30 May – 3 June
Back in the day of Mad Men, the thrusting – and not too particular about the morality of it all – advertising gurus, it was said you could sell anything using sex. Something similar could be said today about ABBA and entertainment. ABBA fans will recognize the title of the play and will have their interest piqued. Although the plot of the play revolves around starting an ABBA tribute group this is a play about ‘coming out’ and perhaps more importantly, friendship. Back in 1974 when they started to invade the airwaves after the Eurovision success of Waterloo, it was considered uncool, or even worse a kind of social suicide to admit to being a fan of such blatantly popular music.

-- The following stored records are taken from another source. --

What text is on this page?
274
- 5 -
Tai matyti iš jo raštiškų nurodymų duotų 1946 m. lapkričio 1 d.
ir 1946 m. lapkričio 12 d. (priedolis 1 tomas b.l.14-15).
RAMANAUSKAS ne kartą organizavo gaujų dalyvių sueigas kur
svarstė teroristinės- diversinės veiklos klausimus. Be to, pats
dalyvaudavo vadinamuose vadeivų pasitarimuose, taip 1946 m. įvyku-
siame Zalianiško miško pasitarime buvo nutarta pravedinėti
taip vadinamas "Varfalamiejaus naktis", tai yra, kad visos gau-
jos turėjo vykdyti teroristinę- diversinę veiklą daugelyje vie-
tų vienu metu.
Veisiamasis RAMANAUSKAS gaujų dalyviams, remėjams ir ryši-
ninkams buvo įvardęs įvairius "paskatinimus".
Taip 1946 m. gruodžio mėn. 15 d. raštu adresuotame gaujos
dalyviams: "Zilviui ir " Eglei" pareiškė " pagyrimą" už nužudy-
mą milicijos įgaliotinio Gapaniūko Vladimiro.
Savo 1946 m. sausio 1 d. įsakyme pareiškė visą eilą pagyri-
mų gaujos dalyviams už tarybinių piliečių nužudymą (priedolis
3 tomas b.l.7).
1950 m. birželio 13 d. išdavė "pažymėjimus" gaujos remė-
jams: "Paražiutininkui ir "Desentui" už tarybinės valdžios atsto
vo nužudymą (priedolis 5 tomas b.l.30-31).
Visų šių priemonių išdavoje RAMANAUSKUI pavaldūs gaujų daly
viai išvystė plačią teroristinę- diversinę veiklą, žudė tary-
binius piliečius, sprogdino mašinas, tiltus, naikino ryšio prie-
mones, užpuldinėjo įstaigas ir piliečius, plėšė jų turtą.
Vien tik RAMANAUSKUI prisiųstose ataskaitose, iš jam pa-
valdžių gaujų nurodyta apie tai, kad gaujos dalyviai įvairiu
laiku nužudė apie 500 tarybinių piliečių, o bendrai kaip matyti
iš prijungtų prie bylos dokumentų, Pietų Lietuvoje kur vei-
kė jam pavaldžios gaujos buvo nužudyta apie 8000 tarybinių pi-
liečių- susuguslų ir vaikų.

Added to which the costumes the group wore were, in certain circles at least, considered to be the height of bad taste. Ian Hallard’s play is a metaphor for the equally risky business of ‘coming out’ as gay in the seventies and eighties and the crucial importance of friendship in the delicate and potentially traumatic process. The play hints, not too subtly, that the acceptance of ABBA as being a laudable cultural phenomenon somehow tracks the general acceptance of the LGBTQ+ community that has always been part of society, yet hidden in plain sight. Society has indeed moved on.
In Private Lives, Noël Coward, with tongue firmly in cheek, quipped, ‘It’s extraordinary how potent cheap music is’. How much truth lies hidden in cheap jokes. Ian Hallard’s character, Peter, is an unapologetic fan whose life has been threaded onto an ABBA soundtrack. He finds himself reacquainted with an old school friend, Edward (James Bradshaw) who is on the verge of cheating on his husband when they meet via Grindr. When Peter’s friend, Sally (Donna Berlin) talks about a problem with a theatre production she is working on, Edward suggests they use the opportunity to form a gender-swap ABBA tribute act; the boys are girls and vice versa. The play limps slowly along for the first act only to spring to life in act two when the dialogue becomes crisper and the snake-in-the-grass character of Christian (Andrew Horton) appears and temptress-like sets about turning heads and testing relationships. He succeeds on both counts, with his duplicity alone being his undoing. The chastened men learn their lesson, falling back on their friendship to see them through. The whole thing is wrapped up in the final walk down number of the play’s title, complete with gold lamé capes and stacked heels.
Rose Shalloo as Jodie and Sara Crowe as Mrs Campbell complete the motley cast with nicely observed characters: Ms Shalloo with a squeaky, garrulous no-hoper and Ms Crowe with a well-judged wallflower out of her comfort zone.